If you own assets in more than one country, it's important to make a robust Will that deals effectively with your international assets as well as those in the UK.

The Private Client team has extensive experience in advising clients in the preparation of their Wills and also in dealing with estates where there are cross border assets located in Europe, and countries such as Australia, India, Brazil, the US and Hong Kong.

A recent ruling illustrates the danger of having a Will that does not deal with foreign assets or is not clear. The risk is that a partial intestacy arises, with the effect that those non-UK assets could pass on your death to someone you would not have chosen.

What's the background?

Nicholas Rossiter was living in Russia when he died in July 2018. Under the terms of his will, his net estate was divided equally between his two children. The will made clear it was only to have effect in relation to his UK assets – but at the date of death Mr Rossiter was entitled to assets located in Jersey.

The question was: did his Will deal with the Jersey assets notwithstanding the wording of the Will? If it did not, his widow would automatically be entitled to them under the statutory rules of intestacy (unless the court decided to order that the will be rectified).

If the Will did deal with the Jersey assets, they would pass equally to his children.

An important consideration for the court was Mr Rossiter's intention. For instance, he had drafted a Will himself ahead of it being professionally drawn up by his solicitors. In that draft, he said that on the one hand the Will was only to deal with his UK property but, on the other hand, he intended to make specific legacies of his Jersey assets.

As Lord Justice Lewison succinctly puts it: "The two are only rationally reconcilable on the basis that [Mr Rossiter] intended 'the UK' to include Jersey."

The court also heard that just a few weeks before he died, he had written to his solicitors requesting additions to his Will to deal specifically with the Jersey assets. Unfortunately, he died before his instructions were implemented.

The Court of Appeal decided that the Will did deal with the Jersey assets. It ruled:

  • Jersey is not an independent state under international law. Furthermore, Jersey is one of the British Islands as legally defined.
  • There are previous cases where it has been held that in context, 'UK' did include the Channel Islands.
  • The evidence was that Mr Rossiter's objective intention was, without doubt, to make a will that dealt with his assets in Jersey

The ruling means that the Jersey assets pass to Mr Rossiter's children under the terms of the will.
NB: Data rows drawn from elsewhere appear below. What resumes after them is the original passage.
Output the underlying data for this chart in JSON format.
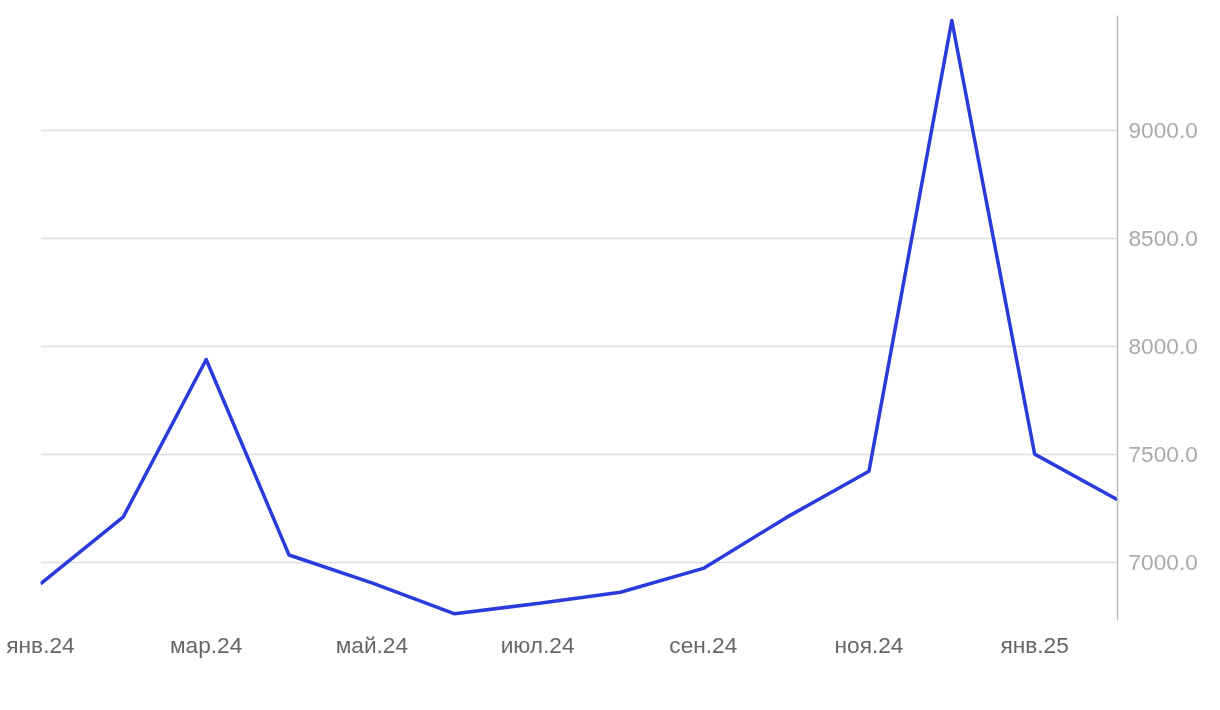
{
  "chart_data": {
    "type": "line",
    "x": [
      "2024-01",
      "2024-02",
      "2024-03",
      "2024-04",
      "2024-05",
      "2024-06",
      "2024-07",
      "2024-08",
      "2024-09",
      "2024-10",
      "2024-11",
      "2024-12",
      "2025-01",
      "2025-02"
    ],
    "series": [
      {
        "color": "#2a3bdc",
        "values": [
          6900,
          7210,
          7938,
          7033,
          6904,
          6761,
          6809,
          6861,
          6971,
          7206,
          7421,
          9507,
          7500,
          7289
        ]
      }
    ],
    "xlim": [
      "2024-01",
      "2025-02"
    ],
    "xticks": [
      {
        "value": "2024-01",
        "label": "янв.24"
      },
      {
        "value": "2024-03",
        "label": "мар.24"
      },
      {
        "value": "2024-05",
        "label": "май.24"
      },
      {
        "value": "2024-07",
        "label": "июл.24"
      },
      {
        "value": "2024-09",
        "label": "сен.24"
      },
      {
        "value": "2024-11",
        "label": "ноя.24"
      },
      {
        "value": "2025-01",
        "label": "янв.25"
      }
    ],
    "yticks": [
      {
        "value": 7000,
        "label": "7000.0"
      },
      {
        "value": 7500,
        "label": "7500.0"
      },
      {
        "value": 8000,
        "label": "8000.0"
      },
      {
        "value": 8500,
        "label": "8500.0"
      },
      {
        "value": 9000,
        "label": "9000.0"
      }
    ],
    "ylim": [
      6730,
      9530
    ],
    "grid": "y",
    "marker": "none",
    "line_style": "solid"
  }
}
You can read the ruling in Partington v Rossiter 2021] EWCA Civ 1564 here

What does this mean?

Wills and probate disputes are expensive but usually avoidable if Wills are drafted clearly and unambiguously. If you own foreign assets, it would be prudent to consider reviewing any existing Will to ensure it is robust.

And if you don't yet have a Will or your circumstances were to change, we suggest you make a new Will as matter of priority to protect your estate and your loved ones.

Originally published 19 JAN 2022.

The content of this article is intended to provide a general guide to the subject matter. Specialist advice should be sought about your specific circumstances.